Fashion can be a wasteful industry. And Jeanine Hsu, who started in the industry, was so bothered by the waste that she decided to launch a sustainable accessories label more than a decade ago.
Her hand-crafted jewelry, whether it costs hundreds or hundreds of thousands of dollars a piece, are all made with offcuts from furniture factories, recycled precious metals, and abalone shells collected from local restaurants.
The designer, who honed her skills at theater arts workshops, as well as with fashion houses such as Alice Temperley, Diesel and Vivienne Westwood, is also exploring unconventional raw materials: fish skin and faux leather made out of vegetables.
“The goal is 100 percent recycled material and zero waste,” the half- Austrian, half-Chinese founder of jewelry label Niin said. With plans to enter China next year, the Hong Kong label has a global retail network, as well as celebrity fans, such as supermodel Kate Moss.
It’s hard to imagine it had its start as a flea market stall, where Hsu sold bone and wood jewelries that she had found in Paris.
“I would go and queue up at the Portobello market every Saturday at 5am to make sure that I got the corner spot that I wanted. And on Sunday, I would do the Spitalfields market in east London,” Hsu recalled.
“The switch from fashion to jewelry design was a subconscious thing. After working for years in fashion, the waste really bothered me. I lived near the Portobello market so I thought I could sell something and make my own cash.”
Although Hsu grew up in an artistic environment with her parents being avid art collectors, and her grandmother being a fashion designer as well, her choice of occupation had always worried her father, a Hongkonger who owns a private security systems company.
Hsu’s Austrian mother is now married to former Hong Kong stock exchange chairman Ronald Arculli. “My mum has a good sense of style and her home is always beautifully finished. Attention to details is something that my sister and I got from our parents,” Hsu said.
Interestingly, Hsu’s sister Claire also picked a career in the arts. She co-founded Asia Art Archive, a non-profit organization that preserves and makes accessible reference materials on contemporary Chinese art, and sits on the museum and acquisition boards of the M+ museum.

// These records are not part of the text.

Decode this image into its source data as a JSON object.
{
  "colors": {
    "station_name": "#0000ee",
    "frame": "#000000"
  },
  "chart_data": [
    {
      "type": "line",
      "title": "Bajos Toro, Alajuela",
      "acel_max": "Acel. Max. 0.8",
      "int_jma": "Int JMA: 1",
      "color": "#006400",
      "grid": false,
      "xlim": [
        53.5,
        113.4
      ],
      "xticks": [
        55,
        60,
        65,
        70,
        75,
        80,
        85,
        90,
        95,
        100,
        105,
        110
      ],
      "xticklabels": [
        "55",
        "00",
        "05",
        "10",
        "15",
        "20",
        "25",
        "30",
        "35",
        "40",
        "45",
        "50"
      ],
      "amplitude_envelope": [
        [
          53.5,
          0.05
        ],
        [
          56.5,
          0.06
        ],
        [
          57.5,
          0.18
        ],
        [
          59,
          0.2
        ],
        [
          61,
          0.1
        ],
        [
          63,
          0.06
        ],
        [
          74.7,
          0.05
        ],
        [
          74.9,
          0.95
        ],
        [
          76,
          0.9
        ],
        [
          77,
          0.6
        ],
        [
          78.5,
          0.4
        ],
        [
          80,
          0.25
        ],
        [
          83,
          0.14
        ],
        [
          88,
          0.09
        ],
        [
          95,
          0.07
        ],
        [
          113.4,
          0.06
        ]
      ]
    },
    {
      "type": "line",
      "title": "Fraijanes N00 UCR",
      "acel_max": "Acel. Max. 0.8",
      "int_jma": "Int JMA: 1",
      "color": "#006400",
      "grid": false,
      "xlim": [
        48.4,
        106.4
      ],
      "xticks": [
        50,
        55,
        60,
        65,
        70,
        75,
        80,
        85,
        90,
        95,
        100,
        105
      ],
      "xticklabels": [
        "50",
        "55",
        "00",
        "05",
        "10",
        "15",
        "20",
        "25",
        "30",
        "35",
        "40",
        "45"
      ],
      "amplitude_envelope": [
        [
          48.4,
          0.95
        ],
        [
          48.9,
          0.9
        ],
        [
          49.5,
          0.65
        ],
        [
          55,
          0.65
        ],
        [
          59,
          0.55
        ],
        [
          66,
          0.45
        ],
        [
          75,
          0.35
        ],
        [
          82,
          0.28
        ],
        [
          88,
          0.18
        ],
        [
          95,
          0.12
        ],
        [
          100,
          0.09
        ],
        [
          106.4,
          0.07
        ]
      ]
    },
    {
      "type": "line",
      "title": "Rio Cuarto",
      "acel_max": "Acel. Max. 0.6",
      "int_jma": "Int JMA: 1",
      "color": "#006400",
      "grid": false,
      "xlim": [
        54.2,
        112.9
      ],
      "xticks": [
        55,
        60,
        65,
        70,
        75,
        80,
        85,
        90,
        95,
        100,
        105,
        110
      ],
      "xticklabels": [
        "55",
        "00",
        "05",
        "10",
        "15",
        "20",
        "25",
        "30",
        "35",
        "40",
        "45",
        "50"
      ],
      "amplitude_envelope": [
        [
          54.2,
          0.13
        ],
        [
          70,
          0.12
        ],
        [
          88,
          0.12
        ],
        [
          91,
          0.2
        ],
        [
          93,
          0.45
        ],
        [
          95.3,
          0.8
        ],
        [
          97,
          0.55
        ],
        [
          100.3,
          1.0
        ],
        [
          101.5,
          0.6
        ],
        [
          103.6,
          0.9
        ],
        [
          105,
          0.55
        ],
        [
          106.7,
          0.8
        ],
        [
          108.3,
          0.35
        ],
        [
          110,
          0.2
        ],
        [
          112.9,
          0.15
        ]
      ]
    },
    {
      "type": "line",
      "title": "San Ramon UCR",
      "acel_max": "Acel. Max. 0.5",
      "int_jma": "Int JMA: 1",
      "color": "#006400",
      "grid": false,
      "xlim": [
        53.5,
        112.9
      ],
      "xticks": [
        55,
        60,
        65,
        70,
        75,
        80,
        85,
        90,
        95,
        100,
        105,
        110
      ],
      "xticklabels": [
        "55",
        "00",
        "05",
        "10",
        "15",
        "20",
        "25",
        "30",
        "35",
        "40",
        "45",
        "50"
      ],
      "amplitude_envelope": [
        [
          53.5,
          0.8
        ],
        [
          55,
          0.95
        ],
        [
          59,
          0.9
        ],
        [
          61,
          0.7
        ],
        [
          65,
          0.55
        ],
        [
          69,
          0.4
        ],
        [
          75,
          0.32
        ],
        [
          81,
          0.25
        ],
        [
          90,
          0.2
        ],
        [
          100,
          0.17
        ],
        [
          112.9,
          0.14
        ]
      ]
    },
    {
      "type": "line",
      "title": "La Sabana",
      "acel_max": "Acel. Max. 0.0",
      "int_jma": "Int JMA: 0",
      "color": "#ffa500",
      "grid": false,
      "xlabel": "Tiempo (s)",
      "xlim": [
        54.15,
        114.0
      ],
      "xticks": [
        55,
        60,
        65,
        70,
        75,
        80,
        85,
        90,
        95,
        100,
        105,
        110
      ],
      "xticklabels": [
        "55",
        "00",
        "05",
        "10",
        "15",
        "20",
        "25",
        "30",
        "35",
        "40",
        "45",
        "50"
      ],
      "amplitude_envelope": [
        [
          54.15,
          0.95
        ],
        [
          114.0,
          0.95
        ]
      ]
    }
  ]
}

“My dad came to visit me once. He was horrified – after all the money they spent on my education, I was a market stall trader,” Hsu added, explaining that she spent her formative years at the German Swiss International School, and later attended a boarding school in Surrey, and eventually graduated from Central Saint Martins with a degree in womenswear.
Hsu took a leap of faith, opening her first physical store in Sheung Wan three years ago. The shop has since attracted a steady stream of customers who share a belief in ethical and environmentally-friendly fashion.

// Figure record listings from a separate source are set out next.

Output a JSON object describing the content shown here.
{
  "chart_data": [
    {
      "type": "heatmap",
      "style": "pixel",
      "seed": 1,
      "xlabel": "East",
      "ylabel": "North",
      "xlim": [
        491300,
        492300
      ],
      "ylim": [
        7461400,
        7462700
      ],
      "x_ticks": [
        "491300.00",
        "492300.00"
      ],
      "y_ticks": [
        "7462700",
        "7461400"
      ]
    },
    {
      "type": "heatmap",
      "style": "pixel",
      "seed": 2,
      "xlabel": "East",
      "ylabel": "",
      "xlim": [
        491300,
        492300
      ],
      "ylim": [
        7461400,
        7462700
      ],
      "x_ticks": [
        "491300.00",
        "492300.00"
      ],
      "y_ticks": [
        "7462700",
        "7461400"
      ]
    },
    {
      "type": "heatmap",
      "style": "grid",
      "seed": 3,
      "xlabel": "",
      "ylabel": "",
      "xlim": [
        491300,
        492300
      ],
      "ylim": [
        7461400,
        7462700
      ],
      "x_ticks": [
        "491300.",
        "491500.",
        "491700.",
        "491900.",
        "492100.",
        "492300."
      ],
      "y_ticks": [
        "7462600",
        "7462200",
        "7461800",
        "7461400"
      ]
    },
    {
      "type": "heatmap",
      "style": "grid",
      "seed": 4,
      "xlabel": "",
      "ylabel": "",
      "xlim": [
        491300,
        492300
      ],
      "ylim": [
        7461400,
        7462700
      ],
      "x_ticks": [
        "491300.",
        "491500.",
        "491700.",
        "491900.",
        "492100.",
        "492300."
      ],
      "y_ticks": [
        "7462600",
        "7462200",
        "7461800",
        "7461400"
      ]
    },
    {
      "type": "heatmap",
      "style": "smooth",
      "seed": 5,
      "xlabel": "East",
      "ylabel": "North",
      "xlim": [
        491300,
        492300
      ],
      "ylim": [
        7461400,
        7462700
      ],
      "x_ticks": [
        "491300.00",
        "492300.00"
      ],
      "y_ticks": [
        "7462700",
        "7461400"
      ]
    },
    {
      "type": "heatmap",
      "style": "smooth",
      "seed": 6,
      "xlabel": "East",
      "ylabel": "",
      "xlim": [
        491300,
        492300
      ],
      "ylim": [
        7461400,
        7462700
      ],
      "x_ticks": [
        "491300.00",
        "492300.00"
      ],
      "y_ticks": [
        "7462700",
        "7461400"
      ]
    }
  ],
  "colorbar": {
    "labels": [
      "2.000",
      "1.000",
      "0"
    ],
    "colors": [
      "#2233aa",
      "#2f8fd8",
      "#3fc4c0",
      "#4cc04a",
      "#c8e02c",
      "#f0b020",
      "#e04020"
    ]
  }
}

A case in point is the recently launched collection named Alaria. Hsu partnered with Austrian label Aenea Jewellery to produce nine seaweed-inspired designs made with conflict-free gemstones and recycled palladium.
“The challenge to be eco-friendly is authenticity – where you are buying from, and how to be transparent in your production process. Transparency is the hardest. It can come down to even just to keep my wood separated from the others’ in a workshop,” she said.
Hsu said her creative inspiration comes from everything in her daily life: spirituality, female identity, modernity and solidarity. She also draws on the amalgam of Austrian, British and Cantonese cultures, incorporating in her design crystals that bear an auspicious connotation or are deemed to have a healing power.
That said, she does not work with materials from endangered animals such as ivory and rhino horn. She also does not pick those that conflict with the cultures of the source country – for example, cow bones from India.
“I am designing an emblem for an American family living in Hong Kong. The dad appreciates all the materials that I use, and he wants to have a family crest for his family. It will be made into rings and necklaces,” Hsu said.
The article first appeared in the Standard on September 1, 2017.